= Farmout agreement =

Agreement in the oil and gas industry

In the oil and gas industry, a farmout agreement is an agreement entered into by the owner of one or more mineral leases, called the "farmor", and another company who wishes to obtain a percentage of ownership of that lease or leases in exchange for providing services, called the "farmee." The typical service described in farmout agreements is the drilling of one or more oil and/or gas wells. A farmout agreement differs from a conventional transaction between two oil and gas lessees, because the primary consideration is the rendering of services, rather than the simple exchange of money.

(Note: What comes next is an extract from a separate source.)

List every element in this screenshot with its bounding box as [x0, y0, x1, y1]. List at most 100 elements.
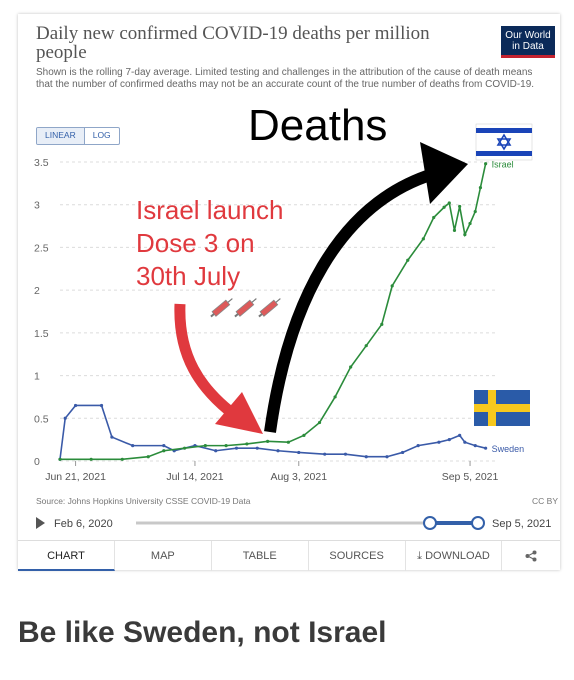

Farmout agreements typically provide that the farmor will assign the defined quantum of interest in the lease(s) to the farmee upon the farmee finishing: (1) the drilling of an oil and/or gas well to the defined depth or formation, or (2) drilling of an oil and/or gas well and the obtaining of commercially viable production levels.
Farmout Agreements are the second most commonly negotiated agreements in the oil and gas industry, behind the oil and gas lease.
For the farmor, the reasons for entering into a farmout agreement include obtaining production, sharing risk, and obtaining geological information. Farmees often enter into farmout agreements to obtain an acreage position, or because they need to use underutilized personnel or share risks, or because they desire to obtain geological information.

A farmout agreement differs from its sister agreement, the purchase and sale agreement (PSA), in that the PSA addresses an exchange of money or debt for immediate transfer of assets, whereas the farmout agreement addresses an exchange of services for a transfer of assets. Further, the transfer often occurs on a later date, such as the date when the 'earning barrier' has been met.